HCLTech and CrowdStrike on March 31 announced an expanded strategic partnership centered on Continuous Threat Exposure Management (CTEM), a service designed to help enterprises identify, prioritize and remediate security exposure across endpoints, cloud, identity, applications and data. The companies said the offering is built to give security teams a continuous view of risk rather than a point-in-time assessment.
The new service combines CrowdStrike’s Falcon platform, including Falcon Exposure Management, with HCLTech’s cybersecurity delivery framework, VERITY, and its AI Force platform. According to the companies, the system uses AI-driven threat detection and adversary intelligence to correlate exposure, threat and cloud posture signals, then surface the vulnerabilities most likely to be exploited.
The partnership is aimed at enterprise customers who want to reduce attack surface risk and move faster on remediation. HCLTech said its role is to apply prioritized insights through its services model, while CrowdStrike said the joint offering is intended to help security teams consolidate operations and work with more real-time visibility.
The companies framed the announcement as an extension of an existing relationship rather than a fresh one-off product launch. HCLTech and CrowdStrike have already been working together on cybersecurity offerings, and the new CTEM services appear to widen that collaboration into continuous exposure management.
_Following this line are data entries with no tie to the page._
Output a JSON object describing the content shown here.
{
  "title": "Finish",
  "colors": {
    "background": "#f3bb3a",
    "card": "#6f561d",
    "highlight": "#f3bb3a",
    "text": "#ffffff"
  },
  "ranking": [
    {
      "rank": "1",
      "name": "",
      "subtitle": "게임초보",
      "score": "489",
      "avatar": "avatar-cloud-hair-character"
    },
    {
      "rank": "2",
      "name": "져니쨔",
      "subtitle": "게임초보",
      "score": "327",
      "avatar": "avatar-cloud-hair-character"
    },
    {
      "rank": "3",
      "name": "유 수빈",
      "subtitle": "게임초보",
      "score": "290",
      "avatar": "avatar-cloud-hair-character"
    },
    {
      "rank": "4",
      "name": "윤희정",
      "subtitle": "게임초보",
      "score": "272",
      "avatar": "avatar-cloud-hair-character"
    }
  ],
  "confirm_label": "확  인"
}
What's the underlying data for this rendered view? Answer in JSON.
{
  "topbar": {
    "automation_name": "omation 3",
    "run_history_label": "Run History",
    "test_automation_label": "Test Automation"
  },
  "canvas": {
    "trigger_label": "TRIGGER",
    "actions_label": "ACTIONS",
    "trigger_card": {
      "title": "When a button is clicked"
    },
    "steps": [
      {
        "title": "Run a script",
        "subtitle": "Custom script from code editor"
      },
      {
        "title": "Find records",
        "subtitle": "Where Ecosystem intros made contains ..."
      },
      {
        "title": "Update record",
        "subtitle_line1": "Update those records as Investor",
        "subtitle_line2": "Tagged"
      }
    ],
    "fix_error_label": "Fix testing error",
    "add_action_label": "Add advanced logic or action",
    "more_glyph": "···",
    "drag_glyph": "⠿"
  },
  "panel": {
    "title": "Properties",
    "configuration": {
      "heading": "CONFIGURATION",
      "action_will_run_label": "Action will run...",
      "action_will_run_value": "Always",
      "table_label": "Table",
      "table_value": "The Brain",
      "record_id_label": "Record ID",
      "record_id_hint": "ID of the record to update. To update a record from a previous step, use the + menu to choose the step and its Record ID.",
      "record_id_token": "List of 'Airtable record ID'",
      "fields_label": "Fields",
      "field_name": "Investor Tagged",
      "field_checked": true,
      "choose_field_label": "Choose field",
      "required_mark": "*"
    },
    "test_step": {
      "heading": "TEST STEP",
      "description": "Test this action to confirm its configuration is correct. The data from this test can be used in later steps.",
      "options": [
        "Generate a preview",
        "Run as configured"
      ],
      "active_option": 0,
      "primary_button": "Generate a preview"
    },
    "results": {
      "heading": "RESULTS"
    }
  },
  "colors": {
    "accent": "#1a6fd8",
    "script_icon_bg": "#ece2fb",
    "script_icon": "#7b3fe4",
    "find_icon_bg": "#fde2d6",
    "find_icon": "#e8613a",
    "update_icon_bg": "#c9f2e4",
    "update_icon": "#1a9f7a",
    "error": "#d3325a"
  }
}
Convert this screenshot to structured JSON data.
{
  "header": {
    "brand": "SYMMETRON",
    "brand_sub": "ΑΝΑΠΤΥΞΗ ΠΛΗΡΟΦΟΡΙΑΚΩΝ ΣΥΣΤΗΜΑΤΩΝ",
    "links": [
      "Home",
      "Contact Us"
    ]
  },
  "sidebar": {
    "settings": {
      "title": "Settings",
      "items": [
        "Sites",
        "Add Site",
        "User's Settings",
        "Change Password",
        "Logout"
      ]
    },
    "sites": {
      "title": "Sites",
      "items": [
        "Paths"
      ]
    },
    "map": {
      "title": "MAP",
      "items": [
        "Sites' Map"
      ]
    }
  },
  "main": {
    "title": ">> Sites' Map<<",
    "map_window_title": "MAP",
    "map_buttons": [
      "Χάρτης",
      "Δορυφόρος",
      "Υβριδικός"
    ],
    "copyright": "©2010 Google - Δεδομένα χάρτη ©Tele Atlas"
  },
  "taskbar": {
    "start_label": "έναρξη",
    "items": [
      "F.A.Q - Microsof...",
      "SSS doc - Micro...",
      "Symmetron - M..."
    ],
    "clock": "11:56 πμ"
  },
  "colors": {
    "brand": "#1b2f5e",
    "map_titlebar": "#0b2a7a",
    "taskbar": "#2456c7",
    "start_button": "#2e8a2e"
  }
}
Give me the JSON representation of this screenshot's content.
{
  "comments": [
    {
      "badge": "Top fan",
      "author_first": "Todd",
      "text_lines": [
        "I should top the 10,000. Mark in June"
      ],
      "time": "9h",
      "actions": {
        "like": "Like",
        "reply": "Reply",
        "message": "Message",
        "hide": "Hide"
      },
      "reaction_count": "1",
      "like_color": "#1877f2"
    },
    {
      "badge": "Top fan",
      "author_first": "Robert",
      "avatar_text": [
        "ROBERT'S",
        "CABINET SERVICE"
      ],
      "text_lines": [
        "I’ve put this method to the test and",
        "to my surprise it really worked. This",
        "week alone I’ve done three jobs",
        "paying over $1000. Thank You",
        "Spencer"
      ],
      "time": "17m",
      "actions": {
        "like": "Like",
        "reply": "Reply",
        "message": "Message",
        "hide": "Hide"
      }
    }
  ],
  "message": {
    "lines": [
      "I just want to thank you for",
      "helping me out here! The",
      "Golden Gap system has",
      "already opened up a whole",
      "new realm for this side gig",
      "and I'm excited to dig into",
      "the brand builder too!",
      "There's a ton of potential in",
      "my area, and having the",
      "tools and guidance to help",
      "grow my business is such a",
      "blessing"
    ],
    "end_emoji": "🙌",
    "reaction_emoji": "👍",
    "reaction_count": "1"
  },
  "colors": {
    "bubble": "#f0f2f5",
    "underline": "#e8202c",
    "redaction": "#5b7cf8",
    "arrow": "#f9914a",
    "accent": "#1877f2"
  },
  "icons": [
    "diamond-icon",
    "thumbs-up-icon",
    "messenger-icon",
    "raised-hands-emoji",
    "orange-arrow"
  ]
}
“Enterprises today require continuous visibility, contextual prioritization and rapid execution to stay resilient,” said Amit Jain, EVP and Global Head of Cybersecurity at HCLTech. “By integrating our AI Force and Agentic AI solutions with the Falcon platform, we are enabling an intelligence-led, autonomous security model that reduces risk and delivers total resilience across the enterprise.”
The announcement comes as enterprises continue to look for ways to manage expanding attack surfaces, especially as cloud, identity and application environments become more connected. CTEM has emerged as a common framework in that discussion because it emphasizes continuous exposure tracking, not just traditional vulnerability scanning. In this case, the companies are positioning AI as the mechanism that helps turn that data into faster action.